We arrived at the tower around noon and had the entire day to explore the different exhibits and rooms within its walls. I really didn’t know all that much about the Tower of London prior to my visit other than that it is where many prisoners were held and often times tortured and that it is the historical site where Anne Boleyn the second wife of King Henry VIII was contained and later beheaded. I walked into the tower knowing very little and left with a bit more knowledge and understanding about the history embedded in the walls, literally in some cases, as you will see later on in this post. Upon entering the castle, a Knight greeted a knight. (Pictured below)
And my friends Sally and Sarah met this gentleman.

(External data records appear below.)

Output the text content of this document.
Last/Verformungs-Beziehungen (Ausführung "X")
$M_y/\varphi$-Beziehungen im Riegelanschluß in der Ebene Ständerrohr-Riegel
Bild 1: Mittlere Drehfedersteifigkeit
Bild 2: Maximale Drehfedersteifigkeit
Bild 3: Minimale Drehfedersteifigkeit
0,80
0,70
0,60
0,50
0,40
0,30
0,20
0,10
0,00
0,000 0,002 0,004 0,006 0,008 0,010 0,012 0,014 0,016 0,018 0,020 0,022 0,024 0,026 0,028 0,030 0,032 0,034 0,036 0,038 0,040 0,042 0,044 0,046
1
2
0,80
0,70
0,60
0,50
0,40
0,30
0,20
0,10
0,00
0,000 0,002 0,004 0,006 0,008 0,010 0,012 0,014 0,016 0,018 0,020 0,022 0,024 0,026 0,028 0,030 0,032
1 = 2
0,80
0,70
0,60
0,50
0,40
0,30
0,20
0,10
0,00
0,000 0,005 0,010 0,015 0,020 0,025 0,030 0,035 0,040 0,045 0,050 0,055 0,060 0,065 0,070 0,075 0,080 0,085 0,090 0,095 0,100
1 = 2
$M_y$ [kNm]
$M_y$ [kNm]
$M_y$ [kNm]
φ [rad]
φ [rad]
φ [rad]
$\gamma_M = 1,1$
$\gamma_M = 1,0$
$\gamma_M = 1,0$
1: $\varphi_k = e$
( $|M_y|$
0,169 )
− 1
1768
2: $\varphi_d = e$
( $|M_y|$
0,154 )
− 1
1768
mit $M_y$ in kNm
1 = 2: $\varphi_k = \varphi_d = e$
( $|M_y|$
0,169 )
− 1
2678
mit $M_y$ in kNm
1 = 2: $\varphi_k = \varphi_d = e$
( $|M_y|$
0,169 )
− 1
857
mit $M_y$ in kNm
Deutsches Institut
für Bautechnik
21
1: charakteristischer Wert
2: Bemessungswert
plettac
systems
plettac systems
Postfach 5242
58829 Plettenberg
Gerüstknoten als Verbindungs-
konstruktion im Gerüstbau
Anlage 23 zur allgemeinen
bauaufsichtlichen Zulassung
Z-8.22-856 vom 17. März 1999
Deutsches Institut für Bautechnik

We visited the White Tower first, which consists of armor from the days that the Tower was in use. It always is incredible to view the amount of weight that knights had to support on their bodies not to mention carry around with them. There was a display where you could stick your head into a helmet to give you a sense of the visibility and hearing that knights had while fighting, and let me just say that they must have had an incredible amount of skill and strength to be able to get anything accomplished. It was like staring through a tiny viewfinder the size of a thin mail slot. Following the walk through the armory, we had to go take a peek at the crown jewels. I mean a trip to London wouldn’t be complete without a brush with royalty right? It was fascinating to get to view the intricacies of the crown jewels as well as the coronation dining ware, and this might sound silly, but it still amazes me that all of these diamonds and gemstones were cut and set so precisely by hand.
These Baboons had taken over the wall where we exited the White Tower. According to the Royal Beasts exhibition, there were a variety of different species housed in the walls of the tower and it was an honor for a monarch to receive a native animal from other countries. What a sad life these animals must have had though, PETA would not be happy.
It was quite dark and tight for space going up the spiral staircase in the next tower we visited, but we made it just fine. There is my friend Lidia and if you look closely you can see my other friend Brian creepin’ in the background. Once we reached the top, we entered a staged room to give you an idea of what it would have been like back when the tower was in full operation. I thought that the old floor tiles were neat so I figured I’d include a picture, but I didn’t want to give too much away for those of you who want to experience the tower for the first time yourselves.
My friends Shannon and Michelle being adorable! The Courtyard outside of the Bloody Tower.A couple of the guards here at the Tower. The Raven was actually quite calm and modeled for all of the tourists who were taking photographs while it posed on the railing.A portion of the old hospital that used to be used here.Some of the old remaining wall.Classic tourist picture. The only way this would be more American is if I was sporting a U.S.A flag across my shirt.
Getting a little nervous . . . this is the ground floor of the Beauchamp Tower where they used to confine and often times torture prisoners for treason, yikes!Writing etched in to the wall by one of the prisoners held in the tower. See, history is literally embedded in the walls!Catapult! (Henry this one is for you)Remains of a Roman street in the Crypt Museum at All Hallows, the oldest church located in the city of London just a few minutes away from the Tower of London by foot.Stained glass windows at All Hallows that I thought were worthy of documentation.
Following our adventure through the passage ways of the Tower of London, Lidia and I decided to wander around the local neighborhood and eventually ended up at, yup you probably guessed it, BFI Southbank! I don’t know what it is about this place, but every time we make it over to Central London we end up with a coffee in our hands taking a walk along the Thames. Although this time we skipped the coffee, we were filled with enough caffeine for the day already! Spotted this colorful and graphic graffiti at the skate park in Southbank.
Well that is all that I have for you at the moment and if you made it to the bottom of this page you deserve a bar of chocolate or whatever treat you like to munch on because I realize this was a long and photo heavy post. It’s night Knight for me (see what I did there).